Only 38 of the 41 delegates at the Constitutional Convention voted in favor of it. So 7% opposed.
And only 5 states ratified it within that year. The other 7 refused to do so until the Bill of Rights (Amendments 1-10) were agreed to. It took 2 more years for that agreement. And the 13th state, Rhode Island, refused to go along until the others threatened to blockade it. Even then, the vote to ratify barely passed the Rhode Island Legislature.
So nearly 3 full years before all 13 states ratified it. Hardly “agreed to by all”.
Isn’t “a more perfect union,” a nation state with a single language, single culture? That would make genocide and racial/cultural purity sweeps an inherent requirement for the central government to conduct on a regular basis.
And is there more liberty with police to keep everyone from trampling each others imagined rights, or is there more liberty when it all depends on how powerful a private army you control?
Cheapest way to insure domestic tranquility: kill EVERYONE. Especially including your own relatives.

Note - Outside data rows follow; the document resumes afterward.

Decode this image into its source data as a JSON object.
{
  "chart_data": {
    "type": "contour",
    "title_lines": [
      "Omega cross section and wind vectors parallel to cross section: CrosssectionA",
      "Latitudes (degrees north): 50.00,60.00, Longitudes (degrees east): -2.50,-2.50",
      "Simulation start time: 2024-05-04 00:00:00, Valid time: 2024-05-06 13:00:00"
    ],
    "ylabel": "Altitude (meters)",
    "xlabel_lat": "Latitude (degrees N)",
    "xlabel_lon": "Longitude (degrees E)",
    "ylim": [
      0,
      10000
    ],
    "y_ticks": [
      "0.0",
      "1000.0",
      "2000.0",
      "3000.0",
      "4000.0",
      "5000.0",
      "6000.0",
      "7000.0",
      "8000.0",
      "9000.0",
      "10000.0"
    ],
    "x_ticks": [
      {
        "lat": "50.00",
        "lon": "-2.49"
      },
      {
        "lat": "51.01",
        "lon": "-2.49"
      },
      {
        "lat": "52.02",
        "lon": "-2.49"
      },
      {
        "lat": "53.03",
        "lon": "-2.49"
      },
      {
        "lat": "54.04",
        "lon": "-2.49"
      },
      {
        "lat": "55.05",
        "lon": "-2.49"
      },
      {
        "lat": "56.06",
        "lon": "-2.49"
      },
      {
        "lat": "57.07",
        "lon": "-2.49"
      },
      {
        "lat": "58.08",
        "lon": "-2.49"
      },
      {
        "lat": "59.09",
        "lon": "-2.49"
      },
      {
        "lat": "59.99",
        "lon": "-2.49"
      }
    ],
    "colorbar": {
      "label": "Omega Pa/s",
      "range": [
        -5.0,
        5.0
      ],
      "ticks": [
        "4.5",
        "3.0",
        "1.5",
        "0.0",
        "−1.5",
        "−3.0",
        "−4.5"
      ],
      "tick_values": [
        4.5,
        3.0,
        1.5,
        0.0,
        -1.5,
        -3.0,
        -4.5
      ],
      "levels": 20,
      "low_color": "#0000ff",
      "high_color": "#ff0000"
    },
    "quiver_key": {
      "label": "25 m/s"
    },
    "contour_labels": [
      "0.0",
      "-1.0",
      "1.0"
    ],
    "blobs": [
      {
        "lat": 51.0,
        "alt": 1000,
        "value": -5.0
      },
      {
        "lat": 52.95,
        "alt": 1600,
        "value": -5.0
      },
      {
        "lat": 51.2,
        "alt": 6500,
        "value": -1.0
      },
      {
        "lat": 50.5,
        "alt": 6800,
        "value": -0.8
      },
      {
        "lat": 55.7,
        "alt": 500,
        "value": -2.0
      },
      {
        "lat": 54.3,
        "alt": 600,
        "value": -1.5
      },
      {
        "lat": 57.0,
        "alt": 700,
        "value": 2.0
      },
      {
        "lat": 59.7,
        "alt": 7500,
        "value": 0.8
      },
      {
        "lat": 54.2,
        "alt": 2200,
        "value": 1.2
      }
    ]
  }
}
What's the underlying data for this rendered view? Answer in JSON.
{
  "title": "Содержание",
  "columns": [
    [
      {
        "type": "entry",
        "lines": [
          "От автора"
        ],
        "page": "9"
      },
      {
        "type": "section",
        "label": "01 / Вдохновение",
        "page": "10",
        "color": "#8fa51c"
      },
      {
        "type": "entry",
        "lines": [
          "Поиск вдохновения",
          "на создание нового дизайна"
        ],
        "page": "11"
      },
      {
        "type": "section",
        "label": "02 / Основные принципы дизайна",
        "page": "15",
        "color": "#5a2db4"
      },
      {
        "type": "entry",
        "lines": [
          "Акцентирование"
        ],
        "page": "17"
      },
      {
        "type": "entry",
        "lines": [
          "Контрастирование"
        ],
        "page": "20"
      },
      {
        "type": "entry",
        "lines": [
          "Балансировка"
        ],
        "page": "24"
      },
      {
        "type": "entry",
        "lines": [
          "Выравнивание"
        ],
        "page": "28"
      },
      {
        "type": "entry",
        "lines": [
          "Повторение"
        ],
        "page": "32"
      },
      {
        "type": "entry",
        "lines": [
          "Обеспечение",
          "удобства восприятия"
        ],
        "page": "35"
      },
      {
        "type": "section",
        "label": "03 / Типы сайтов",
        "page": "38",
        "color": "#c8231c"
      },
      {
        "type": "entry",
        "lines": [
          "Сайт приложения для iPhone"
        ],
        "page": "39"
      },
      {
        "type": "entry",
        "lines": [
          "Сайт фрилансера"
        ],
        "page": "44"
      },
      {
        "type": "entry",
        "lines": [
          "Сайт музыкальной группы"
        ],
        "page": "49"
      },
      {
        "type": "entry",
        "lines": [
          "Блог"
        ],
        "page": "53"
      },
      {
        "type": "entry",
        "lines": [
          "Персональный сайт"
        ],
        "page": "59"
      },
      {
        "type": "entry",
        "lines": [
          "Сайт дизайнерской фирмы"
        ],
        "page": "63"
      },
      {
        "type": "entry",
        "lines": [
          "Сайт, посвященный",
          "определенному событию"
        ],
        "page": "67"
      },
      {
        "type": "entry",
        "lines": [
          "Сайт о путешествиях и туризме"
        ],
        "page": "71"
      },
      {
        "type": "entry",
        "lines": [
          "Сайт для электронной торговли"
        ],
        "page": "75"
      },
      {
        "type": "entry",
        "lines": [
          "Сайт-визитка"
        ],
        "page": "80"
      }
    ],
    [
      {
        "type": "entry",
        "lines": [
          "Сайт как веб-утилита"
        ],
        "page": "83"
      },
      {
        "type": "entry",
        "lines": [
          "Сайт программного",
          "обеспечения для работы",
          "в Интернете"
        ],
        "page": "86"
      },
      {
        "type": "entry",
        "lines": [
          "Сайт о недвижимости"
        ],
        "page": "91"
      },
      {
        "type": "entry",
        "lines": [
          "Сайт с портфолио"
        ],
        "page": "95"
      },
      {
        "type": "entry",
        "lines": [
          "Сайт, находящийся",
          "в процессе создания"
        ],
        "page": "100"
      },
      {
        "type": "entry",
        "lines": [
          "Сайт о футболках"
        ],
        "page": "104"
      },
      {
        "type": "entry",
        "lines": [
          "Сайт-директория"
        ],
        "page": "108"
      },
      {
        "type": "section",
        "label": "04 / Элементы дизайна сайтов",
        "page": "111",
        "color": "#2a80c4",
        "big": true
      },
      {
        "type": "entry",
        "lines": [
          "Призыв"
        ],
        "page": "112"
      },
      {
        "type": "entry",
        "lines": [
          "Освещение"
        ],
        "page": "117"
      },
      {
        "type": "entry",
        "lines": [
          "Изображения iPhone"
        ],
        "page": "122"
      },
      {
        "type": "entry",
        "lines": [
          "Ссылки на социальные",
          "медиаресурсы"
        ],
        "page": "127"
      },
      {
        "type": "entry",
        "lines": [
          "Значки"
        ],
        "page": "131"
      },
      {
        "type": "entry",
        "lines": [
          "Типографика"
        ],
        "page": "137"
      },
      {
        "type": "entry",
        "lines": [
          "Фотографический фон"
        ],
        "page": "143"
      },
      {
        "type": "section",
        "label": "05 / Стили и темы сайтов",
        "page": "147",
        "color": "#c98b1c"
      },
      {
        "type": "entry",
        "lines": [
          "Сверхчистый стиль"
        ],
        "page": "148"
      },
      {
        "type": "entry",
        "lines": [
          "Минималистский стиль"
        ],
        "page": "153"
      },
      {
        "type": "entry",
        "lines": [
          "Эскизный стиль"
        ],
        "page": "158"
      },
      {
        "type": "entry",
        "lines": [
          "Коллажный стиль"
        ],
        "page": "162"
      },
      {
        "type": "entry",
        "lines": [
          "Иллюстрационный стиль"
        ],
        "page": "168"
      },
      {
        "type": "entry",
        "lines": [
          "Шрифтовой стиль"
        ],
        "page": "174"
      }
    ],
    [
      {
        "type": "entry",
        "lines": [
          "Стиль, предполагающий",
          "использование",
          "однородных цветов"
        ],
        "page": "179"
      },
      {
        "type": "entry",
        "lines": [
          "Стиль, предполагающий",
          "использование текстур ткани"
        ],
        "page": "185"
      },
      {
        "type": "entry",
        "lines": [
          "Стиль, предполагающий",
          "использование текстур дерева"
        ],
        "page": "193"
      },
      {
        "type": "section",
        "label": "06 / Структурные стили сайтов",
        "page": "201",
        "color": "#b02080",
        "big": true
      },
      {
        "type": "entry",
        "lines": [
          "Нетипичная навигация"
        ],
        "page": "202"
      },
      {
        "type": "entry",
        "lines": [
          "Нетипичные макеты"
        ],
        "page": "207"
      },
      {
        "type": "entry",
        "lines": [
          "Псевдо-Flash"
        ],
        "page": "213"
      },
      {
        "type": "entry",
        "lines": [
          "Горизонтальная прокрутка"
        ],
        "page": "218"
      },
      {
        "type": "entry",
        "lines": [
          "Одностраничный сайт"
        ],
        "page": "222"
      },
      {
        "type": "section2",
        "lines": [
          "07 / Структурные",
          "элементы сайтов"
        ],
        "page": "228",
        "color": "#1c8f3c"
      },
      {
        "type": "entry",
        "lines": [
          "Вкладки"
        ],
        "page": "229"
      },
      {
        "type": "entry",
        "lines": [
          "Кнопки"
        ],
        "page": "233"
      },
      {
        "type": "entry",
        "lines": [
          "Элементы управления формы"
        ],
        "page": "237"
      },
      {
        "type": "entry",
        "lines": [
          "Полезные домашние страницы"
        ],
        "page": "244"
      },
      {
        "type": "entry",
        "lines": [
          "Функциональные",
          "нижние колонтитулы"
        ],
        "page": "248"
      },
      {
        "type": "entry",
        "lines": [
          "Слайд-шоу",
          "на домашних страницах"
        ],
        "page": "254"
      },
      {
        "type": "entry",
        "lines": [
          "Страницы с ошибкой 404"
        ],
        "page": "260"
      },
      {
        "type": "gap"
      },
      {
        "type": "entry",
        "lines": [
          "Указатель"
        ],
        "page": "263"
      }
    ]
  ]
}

Now, I am sure that the OP intended only the more grand and gracious interpretation of the Preamble. It’s the same ideals that motivate lots of people to fixate on the words in the Declaration of independence, but it is every bit as wrong-headed. The goal of such people always seems to be to try to find a shortcut around the very complicated and difficult process of amending the Constitution itself. To make amendments unnecessary, by declaring that the clear intent of the so-called Founders, was this or that, and therefore we can ignore everything else, and just do “the right thing.”
But as can be seen from my and others’ suggested interpretations, the Preamble is DANGEROUSLY imprecise.